Nous espérons que la DSA pourra redonner l’énergie nécessaire pour une autre journée (ou plusieurs jours) de grève. Nous organisons un événement le 23 janvier pour faire le point. Nous avons également une section syndicale au sein du DSA qui s’engage à organiser les travailleurs de base et les travailleurs non syndiqués afin de promouvoir des actions plus directes sur le lieu de travail et de planifier une autre grève générale. Notre section est à l’avant-garde et, depuis lors, de nombreuses autres sections sont venues s’inspirer de notre combat. En interne, il y a beaucoup de débats autour des différentes tactiques, et je dirais que nous sommes attachés à la diversité.
Mais nous ne pouvons pas nous contenter de mener une campagne d’entreprise et des mobilisations pour mettre fin à la tyrannie. Même si l’ICE prétend partir, nous savons qu’elle n’est pas partie et que la terreur ne prendra pas fin. La situation empire, elle ne s’améliore pas. Nous ne pouvons donc pas nous contenter de demander des réformes modestes. C’est ce que nous avons fait pendant la pandémie, lorsque le gouvernement a trouvé « notre argent » dans les fonds d’assurance-emploi, etc. et a donné aux gens des fonds pour manger et vivre. Nous avons vu qu’ils ont promulgué des lois temporaires contre les expulsions pour non-paiement de loyer, mais rien n’a été maintenu, et la situation s’est en fait aggravée par la suite. Les gens travaillent sans arrêt, le coût de la vie n’a jamais baissé, personne n’a réellement augmenté les salaires. Les jeunes travailleurs ne possèdent rien, vivent endettés, dans la précarité, passant d’un emploi à l’autre dans le secteur des services, et le Conseil national des relations du travail est en réalité un organisme faible, doté de très peu de pouvoirs d’exécution. Ainsi, pour obtenir des gains et changer la structure, nous devons recourir à la tactique de la grève, une grève générale comme celles que nous avons connues par le passé.

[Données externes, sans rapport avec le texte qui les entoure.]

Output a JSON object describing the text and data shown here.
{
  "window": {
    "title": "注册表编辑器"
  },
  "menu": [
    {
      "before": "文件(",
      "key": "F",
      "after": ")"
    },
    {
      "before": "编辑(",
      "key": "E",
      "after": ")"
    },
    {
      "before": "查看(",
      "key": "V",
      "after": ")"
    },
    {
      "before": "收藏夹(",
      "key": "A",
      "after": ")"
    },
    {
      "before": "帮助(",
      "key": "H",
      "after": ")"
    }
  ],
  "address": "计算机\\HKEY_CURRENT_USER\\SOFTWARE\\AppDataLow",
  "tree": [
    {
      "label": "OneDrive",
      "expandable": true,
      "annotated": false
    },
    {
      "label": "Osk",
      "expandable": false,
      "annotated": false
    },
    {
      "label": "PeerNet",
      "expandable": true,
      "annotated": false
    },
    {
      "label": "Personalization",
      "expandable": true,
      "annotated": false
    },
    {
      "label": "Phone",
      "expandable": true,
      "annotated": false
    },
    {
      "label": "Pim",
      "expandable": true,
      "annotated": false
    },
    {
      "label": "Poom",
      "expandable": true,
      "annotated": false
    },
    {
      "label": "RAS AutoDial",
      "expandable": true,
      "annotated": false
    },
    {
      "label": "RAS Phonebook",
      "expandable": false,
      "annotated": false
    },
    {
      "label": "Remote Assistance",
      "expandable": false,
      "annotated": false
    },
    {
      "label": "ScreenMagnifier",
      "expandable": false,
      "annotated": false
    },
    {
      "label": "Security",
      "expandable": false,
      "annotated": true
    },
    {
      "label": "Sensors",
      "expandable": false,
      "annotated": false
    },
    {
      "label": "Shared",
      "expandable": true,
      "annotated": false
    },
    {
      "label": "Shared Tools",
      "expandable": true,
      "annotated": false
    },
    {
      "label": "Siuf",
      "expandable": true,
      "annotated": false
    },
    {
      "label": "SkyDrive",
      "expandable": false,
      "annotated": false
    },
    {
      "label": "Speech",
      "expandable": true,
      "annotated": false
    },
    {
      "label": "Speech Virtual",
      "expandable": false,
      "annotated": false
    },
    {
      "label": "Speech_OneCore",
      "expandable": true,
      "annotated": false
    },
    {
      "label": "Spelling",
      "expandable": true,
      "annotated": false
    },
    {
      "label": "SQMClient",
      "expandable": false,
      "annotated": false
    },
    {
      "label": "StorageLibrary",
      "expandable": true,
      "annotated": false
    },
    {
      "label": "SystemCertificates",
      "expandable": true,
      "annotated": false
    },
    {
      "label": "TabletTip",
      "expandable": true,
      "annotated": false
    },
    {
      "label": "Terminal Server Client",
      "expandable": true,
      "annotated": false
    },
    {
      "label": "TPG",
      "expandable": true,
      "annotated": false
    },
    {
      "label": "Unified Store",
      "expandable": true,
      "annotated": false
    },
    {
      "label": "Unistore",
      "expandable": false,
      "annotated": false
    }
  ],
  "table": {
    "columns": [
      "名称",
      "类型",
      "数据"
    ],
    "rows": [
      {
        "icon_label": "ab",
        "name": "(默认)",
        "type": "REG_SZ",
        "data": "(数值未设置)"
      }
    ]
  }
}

Nous avons vu pendant le mouvement des droits civiques que les grèves faisaient partie des tactiques utilisées : l’organisation des gens ordinaires faisait partie du travail. Pour que les gens puissent réellement prendre le contrôle et apporter de réels changements, ils doivent aller au-delà des manifestations du week-end, des campagnes sur les réseaux sociaux, de la culture des influenceurs et des boycotts d’entreprises non durables. Nous avons besoin que les travailleurs cessent le travail pour mettre réellement fin au statu quo. Les gens ordinaires doivent être au centre de leur propre liberté : ils doivent prendre des risques, s’impliquer, mener la lutte des classes. Nous ne pouvons plus renoncer à l’option de la grève ; la grève doit être un objectif vers lequel nous tendons.

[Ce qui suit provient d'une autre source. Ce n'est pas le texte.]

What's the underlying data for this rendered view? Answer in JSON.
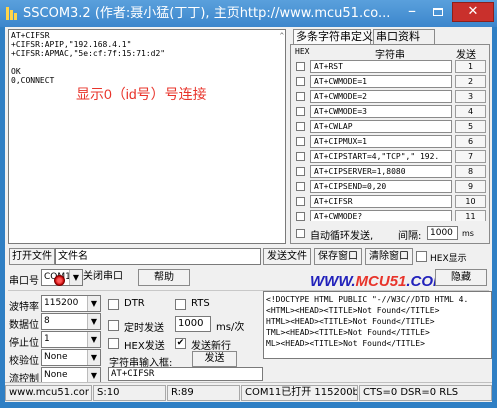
{
  "window": {
    "title": "SSCOM3.2 (作者:聂小猛(丁丁), 主页http://www.mcu51.co...",
    "minimize_label": "–",
    "close_label": "✕",
    "accent": "#3c86cc",
    "close_color": "#c9302c"
  },
  "receive": {
    "lines": [
      "AT+CIFSR",
      "+CIFSR:APIP,\"192.168.4.1\"",
      "+CIFSR:APMAC,\"5e:cf:7f:15:71:d2\"",
      "",
      "OK",
      "0,CONNECT"
    ],
    "annotation": "显示0（id号）号连接",
    "annotation_color": "#e8342b"
  },
  "multi": {
    "tab1": "多条字符串定义",
    "tab2": "串口资料",
    "col_hex": "HEX",
    "col_str": "字符串",
    "col_send": "发送",
    "rows": [
      {
        "cmd": "AT+RST",
        "send": "1"
      },
      {
        "cmd": "AT+CWMODE=1",
        "send": "2"
      },
      {
        "cmd": "AT+CWMODE=2",
        "send": "3"
      },
      {
        "cmd": "AT+CWMODE=3",
        "send": "4"
      },
      {
        "cmd": "AT+CWLAP",
        "send": "5"
      },
      {
        "cmd": "AT+CIPMUX=1",
        "send": "6"
      },
      {
        "cmd": " AT+CIPSTART=4,\"TCP\",\" 192.",
        "send": "7"
      },
      {
        "cmd": "AT+CIPSERVER=1,8080",
        "send": "8"
      },
      {
        "cmd": "AT+CIPSEND=0,20",
        "send": "9"
      },
      {
        "cmd": "AT+CIFSR",
        "send": "10"
      },
      {
        "cmd": "AT+CWMODE?",
        "send": "11"
      }
    ],
    "loop_label": "自动循环发送,",
    "interval_label": "间隔:",
    "interval_value": "1000",
    "interval_unit": "ms"
  },
  "row1": {
    "open_file": "打开文件",
    "file_name": "文件名",
    "send_file": "发送文件",
    "save_window": "保存窗口",
    "clear_window": "清除窗口",
    "hex_display": "HEX显示"
  },
  "row2": {
    "port_label": "串口号",
    "port_value": "COM11",
    "close_port": "关闭串口",
    "help": "帮助",
    "brand_a": "WWW.",
    "brand_b": "MCU51",
    "brand_c": ".COM",
    "hide": "隐藏"
  },
  "settings": {
    "baud_label": "波特率",
    "baud_value": "115200",
    "data_label": "数据位",
    "data_value": "8",
    "stop_label": "停止位",
    "stop_value": "1",
    "parity_label": "校验位",
    "parity_value": "None",
    "flow_label": "流控制",
    "flow_value": "None",
    "dtr": "DTR",
    "rts": "RTS",
    "timed_send": "定时发送",
    "timed_value": "1000",
    "timed_unit": "ms/次",
    "hex_send": "HEX发送",
    "send_newline": "发送新行",
    "input_label": "字符串输入框:",
    "send_button": "发送",
    "input_value": "AT+CIFSR"
  },
  "sendbox": {
    "lines": [
      "<!DOCTYPE HTML PUBLIC \"-//W3C//DTD HTML 4.",
      "<HTML><HEAD><TITLE>Not Found</TITLE>",
      "HTML><HEAD><TITLE>Not Found</TITLE>",
      "TML><HEAD><TITLE>Not Found</TITLE>",
      "ML><HEAD><TITLE>Not Found</TITLE>"
    ]
  },
  "status": {
    "site": "www.mcu51.cor",
    "s": "S:10",
    "r": "R:89",
    "port": "COM11已打开  115200bps",
    "lines": "CTS=0 DSR=0 RLS"
  }
}
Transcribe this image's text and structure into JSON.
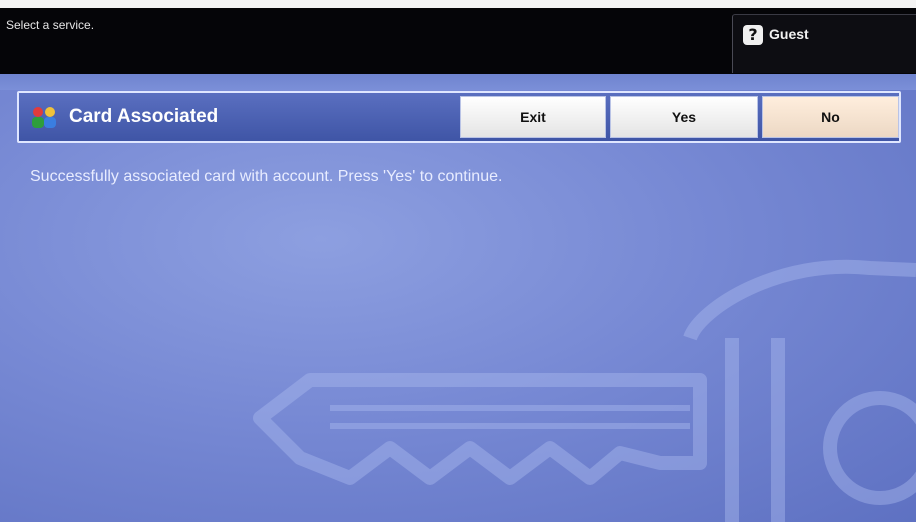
{
  "topbar": {
    "status_text": "Select a service.",
    "user_label": "Guest",
    "user_icon": "guest-user-icon"
  },
  "panel": {
    "title": "Card Associated",
    "title_icon": "people-icon",
    "buttons": {
      "exit": "Exit",
      "yes": "Yes",
      "no": "No"
    }
  },
  "message": "Successfully associated card with account. Press 'Yes' to continue.",
  "background": {
    "watermark_icon": "key-watermark-icon"
  }
}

DT : Nous nous concentrons sur la mise en place d’une assemblée de travailleurs composée de membres de syndicats, de groupes d’intervention rapide de quartier et de militants le 15 février afin de discuter des prochaines étapes et d’une autre grève massive potentielle le vendredi 27. Les habitants des Twin Cities ont démontré une formidable capacité à se mobiliser jour après jour pour harceler l’ICE et maintenir la pression. Je ne doute pas que nous puissions les survivre, mais une question subsiste : où allons-nous à partir de là ? Combien d’abus et d’actes illégaux du président pouvons-nous encore supporter ? Alors que nous assistons à son ascension vers la démagogie fasciste, nous devons nous demander quel est le bon moment pour nous lever. Si nous ne franchissons pas le pas maintenant, nous ne pourrons peut-être plus le faire à l’avenir.